Придя домой, Булыцкий без сил упал на лавку и, как был, в одежде разом провалился в сон, очнувшись раз лишь: когда Никодим со Жданом перетаскивали его на заботливо расстеленную Аленкой кровать.
Мягкая перина [36] не умягчила беспокойного сна. Опять, как и по осени, кошмары мучить начали пожилого человека. Туман, волхв, читающий непонятные заклинания, и тень неизвестного, поджидающего пенсионера за каждым углом и за складками длинного не то плаща, не то накидки, не то рясы прячущего отточенный до блеска нож. И как ты ни бейся, и куда ты ни беги – все равно не спрятаться от него было. Всю ночь ворочался, а наутро, как очнулся, так совсем себя разбитым почувствовал. Настолько, что и подняться не смог, а так и остался лежать, то и дело проваливаясь в тяжкое забытье.
– Поднимайся, Никола, – подсела рядышком Аленка. – Я баньку с утра стопить наказала; как раз самый жар. Ступай, смой с себя сор да усталость. Я отваров наготовила из тех, что от Евпраксии [37] остались; хвори разом отпустят. Ступай, – мягко улыбнулась она мужу. – И я скоро подойду.

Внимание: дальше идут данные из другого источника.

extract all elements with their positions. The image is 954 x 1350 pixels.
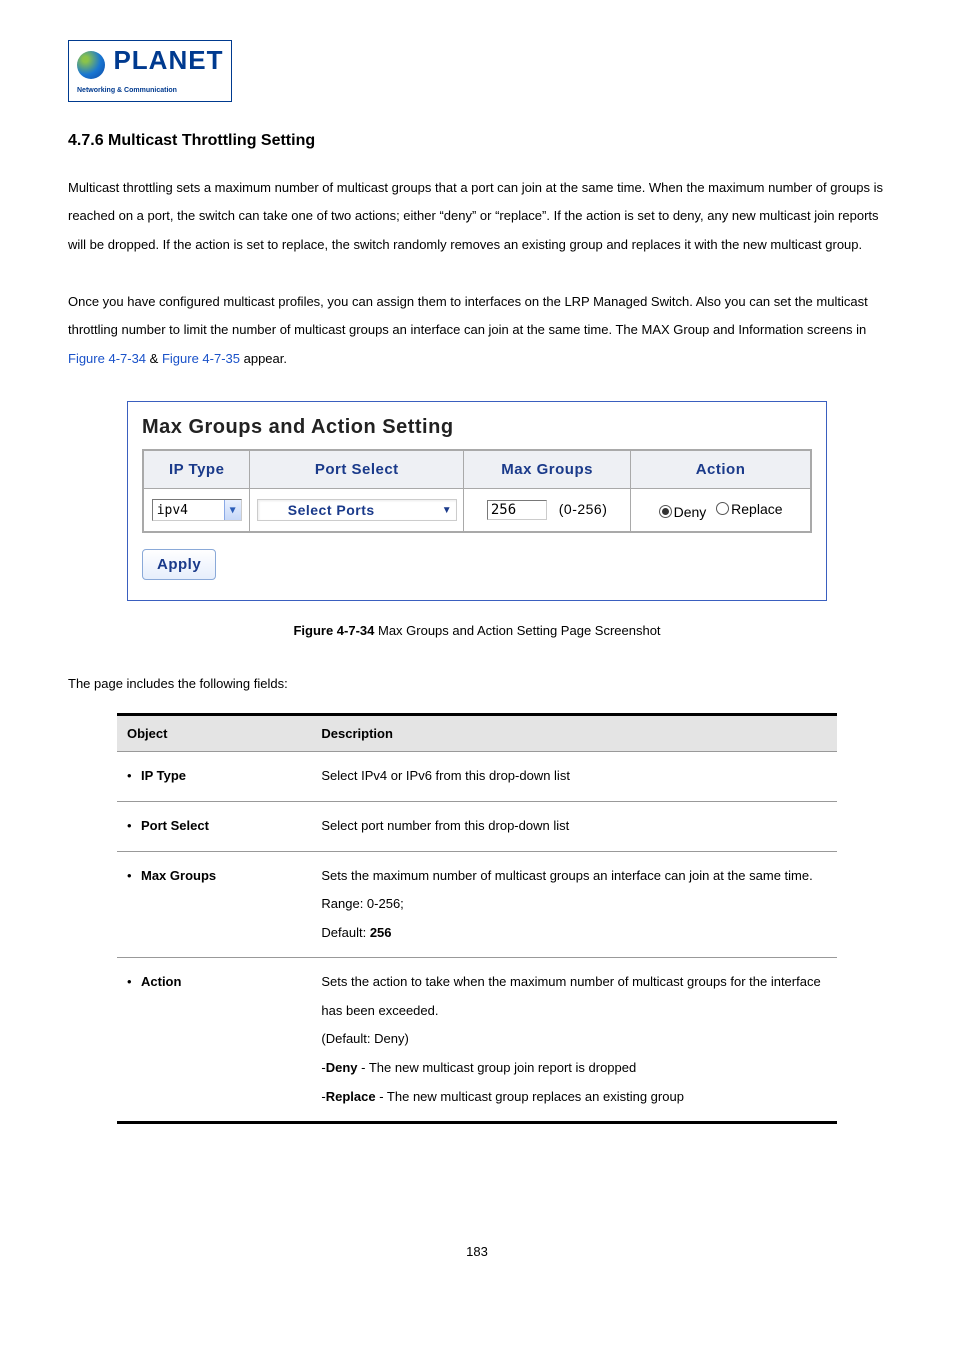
globe-icon: [77, 51, 105, 79]
table-row: •IP Type Select IPv4 or IPv6 from this d…: [117, 752, 837, 802]
radio-icon: [659, 505, 672, 518]
caption-bold: Figure 4-7-34: [293, 623, 374, 638]
port-select-label: Select Ports: [288, 502, 375, 518]
radio-deny[interactable]: Deny: [659, 504, 707, 520]
max-groups-range: (0-256): [559, 501, 608, 517]
radio-icon: [716, 502, 729, 515]
th-description: Description: [311, 715, 837, 752]
para2-post: appear.: [240, 351, 287, 366]
caption-rest: Max Groups and Action Setting Page Scree…: [374, 623, 660, 638]
intro-para-2: Once you have configured multicast profi…: [68, 288, 886, 374]
chevron-down-icon: ▼: [224, 500, 241, 520]
para2-pre: Once you have configured multicast profi…: [68, 294, 868, 338]
para2-mid: &: [146, 351, 162, 366]
table-row: •Action Sets the action to take when the…: [117, 958, 837, 1123]
max-groups-input[interactable]: [487, 500, 547, 520]
desc-action: Sets the action to take when the maximum…: [311, 958, 837, 1123]
ip-type-value: ipv4: [157, 503, 188, 518]
link-figure-4-7-34[interactable]: Figure 4-7-34: [68, 351, 146, 366]
radio-deny-label: Deny: [674, 504, 707, 520]
port-select[interactable]: Select Ports ▼: [257, 499, 457, 521]
col-action: Action: [631, 450, 811, 489]
table-row: •Max Groups Sets the maximum number of m…: [117, 851, 837, 958]
ip-type-select[interactable]: ipv4 ▼: [152, 499, 242, 521]
desc-ip-type: Select IPv4 or IPv6 from this drop-down …: [311, 752, 837, 802]
page-number: 183: [68, 1244, 886, 1259]
section-heading: 4.7.6 Multicast Throttling Setting: [68, 132, 886, 150]
obj-ip-type: IP Type: [141, 768, 186, 783]
figure-title: Max Groups and Action Setting: [142, 416, 812, 439]
col-max-groups: Max Groups: [464, 450, 631, 489]
th-object: Object: [117, 715, 311, 752]
link-figure-4-7-35[interactable]: Figure 4-7-35: [162, 351, 240, 366]
obj-port-select: Port Select: [141, 818, 209, 833]
col-ip-type: IP Type: [143, 450, 250, 489]
col-port-select: Port Select: [250, 450, 464, 489]
logo: PLANET Networking & Communication: [68, 40, 886, 102]
fields-table: Object Description •IP Type Select IPv4 …: [117, 713, 837, 1124]
apply-button[interactable]: Apply: [142, 549, 216, 580]
radio-replace[interactable]: Replace: [716, 501, 782, 517]
obj-max-groups: Max Groups: [141, 868, 216, 883]
desc-port-select: Select port number from this drop-down l…: [311, 801, 837, 851]
caret-down-icon: ▼: [438, 505, 456, 516]
figure-screenshot: Max Groups and Action Setting IP Type Po…: [127, 401, 827, 601]
desc-max-groups: Sets the maximum number of multicast gro…: [311, 851, 837, 958]
logo-brand: PLANET: [113, 45, 223, 75]
radio-replace-label: Replace: [731, 501, 782, 517]
fields-intro: The page includes the following fields:: [68, 676, 886, 691]
figure-caption: Figure 4-7-34 Max Groups and Action Sett…: [68, 623, 886, 638]
obj-action: Action: [141, 974, 181, 989]
logo-tag: Networking & Communication: [77, 87, 177, 94]
table-row: •Port Select Select port number from thi…: [117, 801, 837, 851]
intro-para-1: Multicast throttling sets a maximum numb…: [68, 174, 886, 260]
settings-form-table: IP Type Port Select Max Groups Action ip…: [142, 449, 812, 533]
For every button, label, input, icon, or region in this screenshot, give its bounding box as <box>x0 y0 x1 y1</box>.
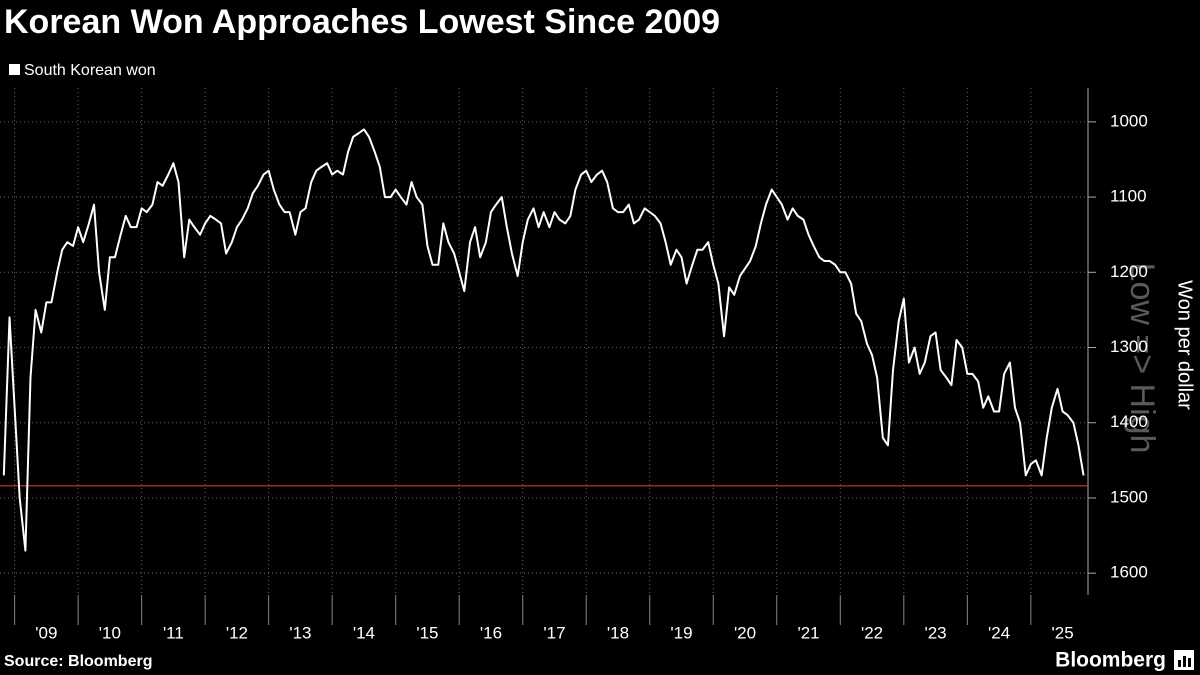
x-tick-label: '11 <box>163 623 184 642</box>
series-line <box>2 128 1085 552</box>
y-tick-label: 1600 <box>1110 563 1148 582</box>
brand: Bloomberg <box>1055 649 1166 672</box>
x-tick-label: '23 <box>924 623 946 642</box>
x-tick-label: '14 <box>353 623 375 642</box>
y-tick-label: 1500 <box>1110 487 1148 506</box>
y-tick-label: 1000 <box>1110 111 1148 130</box>
legend-label: South Korean won <box>24 62 156 79</box>
legend-swatch <box>9 64 20 75</box>
x-tick-label: '13 <box>289 623 311 642</box>
y-tick-label: 1400 <box>1110 412 1148 431</box>
brand-icon-bar <box>1178 660 1181 667</box>
y-tick-label: 1200 <box>1110 262 1148 281</box>
watermark: Low => High <box>1123 263 1161 454</box>
x-tick-label: '24 <box>988 623 1010 642</box>
brand-icon-bars <box>1178 656 1191 667</box>
chart-title: Korean Won Approaches Lowest Since 2009 <box>4 3 720 41</box>
x-tick-label: '25 <box>1052 623 1074 642</box>
x-tick-label: '19 <box>670 623 692 642</box>
x-tick-label: '17 <box>543 623 565 642</box>
x-tick-label: '18 <box>607 623 629 642</box>
brand-icon-bar <box>1188 658 1191 667</box>
brand-icon-bar <box>1183 656 1186 667</box>
x-tick-label: '22 <box>861 623 883 642</box>
x-tick-label: '10 <box>99 623 121 642</box>
y-tick-label: 1300 <box>1110 337 1148 356</box>
y-axis-label: Won per dollar <box>1174 280 1196 410</box>
x-tick-label: '21 <box>797 623 819 642</box>
x-tick-label: '15 <box>416 623 438 642</box>
y-tick-label: 1100 <box>1110 187 1147 206</box>
source: Source: Bloomberg <box>4 653 152 670</box>
x-tick-label: '16 <box>480 623 502 642</box>
x-tick-label: '09 <box>35 623 57 642</box>
x-tick-label: '12 <box>226 623 248 642</box>
x-tick-label: '20 <box>734 623 756 642</box>
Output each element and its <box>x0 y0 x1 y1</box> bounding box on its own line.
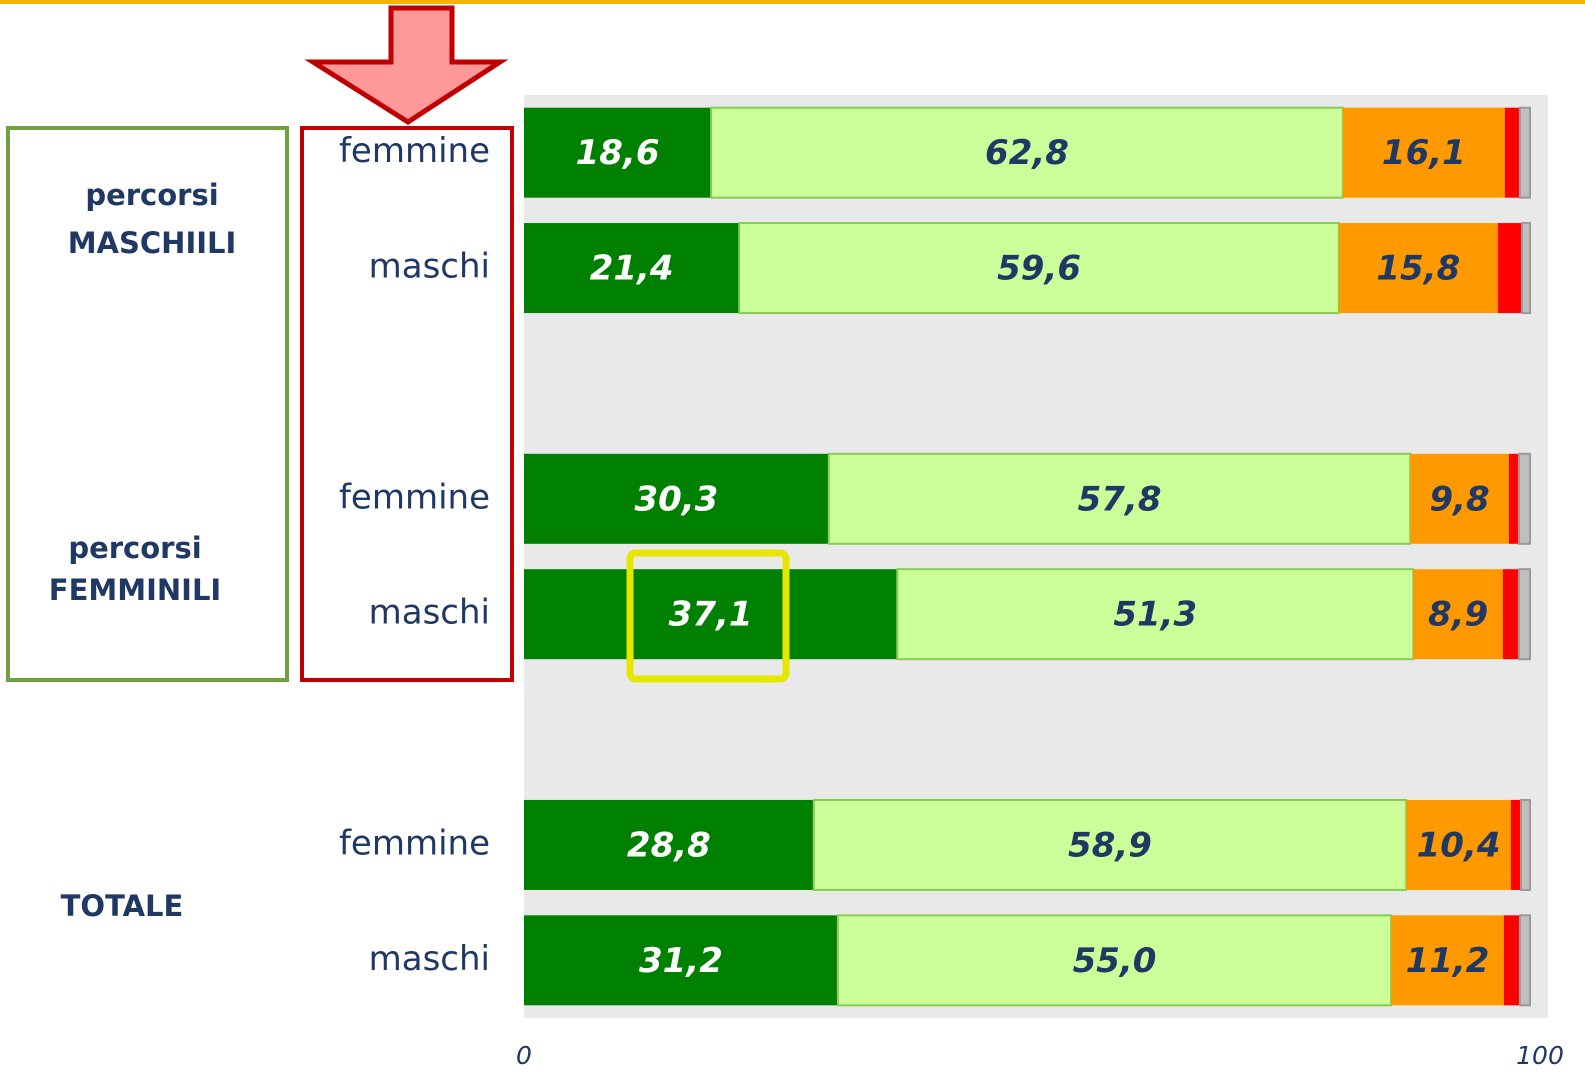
bar-segment <box>1502 569 1519 660</box>
bar-segment <box>827 452 1412 545</box>
arrow <box>304 5 509 125</box>
highlight-box <box>626 549 790 683</box>
y-tick-label: femmine <box>339 477 490 517</box>
x-tick-label: 0 <box>516 1041 532 1070</box>
bar-segment <box>1518 106 1531 199</box>
bar-segment <box>524 453 829 544</box>
value-label: 62,8 <box>985 133 1069 173</box>
bar-segment <box>1391 915 1504 1006</box>
category-box <box>300 126 514 682</box>
value-label: 15,8 <box>1376 249 1460 289</box>
bar-segment <box>524 915 838 1006</box>
value-label: 55,0 <box>1073 941 1157 981</box>
value-label: 58,9 <box>1068 825 1152 865</box>
y-tick-label: femmine <box>339 823 490 863</box>
group-box <box>6 126 289 682</box>
bar-segment <box>524 569 898 660</box>
value-label: 59,6 <box>997 249 1081 289</box>
bar-segment <box>1503 915 1520 1006</box>
value-label: 9,8 <box>1429 479 1489 519</box>
bar-segment <box>524 107 712 198</box>
bar-segment <box>1520 222 1532 315</box>
value-label: 37,1 <box>669 595 753 635</box>
value-label: 28,8 <box>627 825 711 865</box>
bar-segment <box>1497 223 1522 314</box>
bar-segment <box>524 799 814 890</box>
value-label: 21,4 <box>590 249 674 289</box>
group-label: MASCHIILI <box>68 226 237 260</box>
y-tick-label: maschi <box>369 939 490 979</box>
bar-segment <box>1508 453 1519 544</box>
y-tick-label: femmine <box>339 131 490 171</box>
bar-segment <box>1338 223 1498 314</box>
bars: 18,6 62,8 16,1 21,4 59,6 15,8 30,3 57,8 9,8 37,1 5… <box>524 106 1532 1007</box>
value-label: 8,9 <box>1428 595 1488 635</box>
bar-segment <box>1519 798 1532 891</box>
group-label: percorsi <box>85 178 218 212</box>
value-label: 31,2 <box>639 941 723 981</box>
value-label: 30,3 <box>634 479 718 519</box>
bar-segment <box>1518 914 1531 1007</box>
bar-segment <box>1413 569 1503 660</box>
y-tick-label: maschi <box>369 593 490 633</box>
group-label: TOTALE <box>61 889 184 923</box>
bar-segment <box>836 914 1393 1007</box>
bar-segment <box>710 106 1344 199</box>
top-border <box>0 0 1585 4</box>
bar-segment <box>1406 799 1511 890</box>
bar-segment <box>1510 799 1521 890</box>
y-tick-label: maschi <box>369 247 490 287</box>
group-label: percorsi <box>68 531 201 565</box>
bar-segment <box>1410 453 1509 544</box>
x-tick-label: 100 <box>1516 1041 1564 1070</box>
value-label: 57,8 <box>1078 479 1162 519</box>
value-label: 18,6 <box>576 133 660 173</box>
group-label: FEMMINILI <box>49 573 221 607</box>
bar-segment <box>1504 107 1520 198</box>
bar-segment <box>1517 568 1531 661</box>
bar-segment <box>1517 452 1531 545</box>
bar-segment <box>896 568 1415 661</box>
value-label: 10,4 <box>1417 825 1501 865</box>
value-label: 16,1 <box>1382 133 1466 173</box>
value-label: 11,2 <box>1406 941 1490 981</box>
bar-segment <box>524 223 740 314</box>
bar-segment <box>1342 107 1505 198</box>
bar-segment <box>812 798 1408 891</box>
value-label: 51,3 <box>1113 595 1197 635</box>
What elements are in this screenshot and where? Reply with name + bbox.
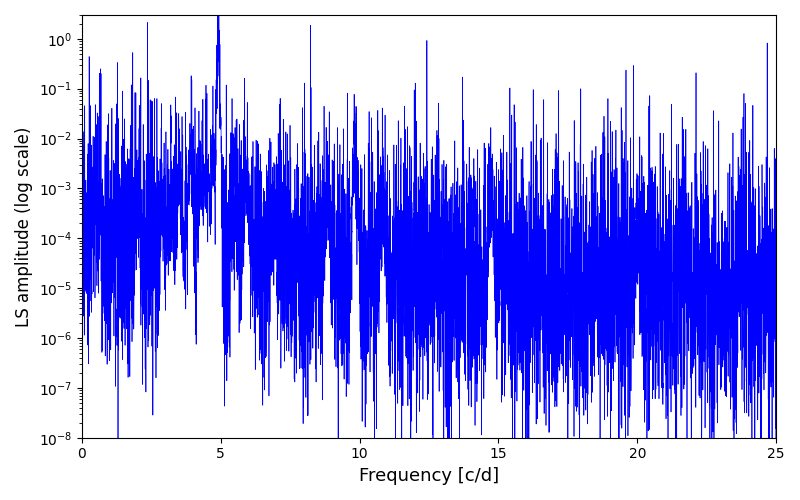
Y-axis label: LS amplitude (log scale): LS amplitude (log scale) [15, 126, 33, 326]
X-axis label: Frequency [c/d]: Frequency [c/d] [359, 467, 499, 485]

С трудом поднявшись и вяло переставляя ноги, Булыцкий поплелся к небольшому срубу, стоявшему рядом с домом. Баня. Русская. Гордость Николая Сергеевича, отказавшегося от посещения общественной посадской, а повелевшего отдельную срубить на своей земле рядышком с домом. Так, чтобы после мытья сразу же в тепло родных стен! Поухмылялись тогда над ним, да попусту. Потом же и на поклон приходить начали вчерашние высмеятели: мол, Николай Сергеевич, дозвольте попариться? Пускал, конечно. Жалко, что ли? Да и сам время от времени присоединялся. Оно и веничками грязь с усталостью выбить – дело доброе. Особенно если кто на себя растопку возьмет. Ну и послушать, о чем люд гутарит да как живет. Опять же самолюбие потешить; ведь обратил внимание трудовик, что мужики-то бельишко исподнее-то приняли, найдя, похоже, ладным его.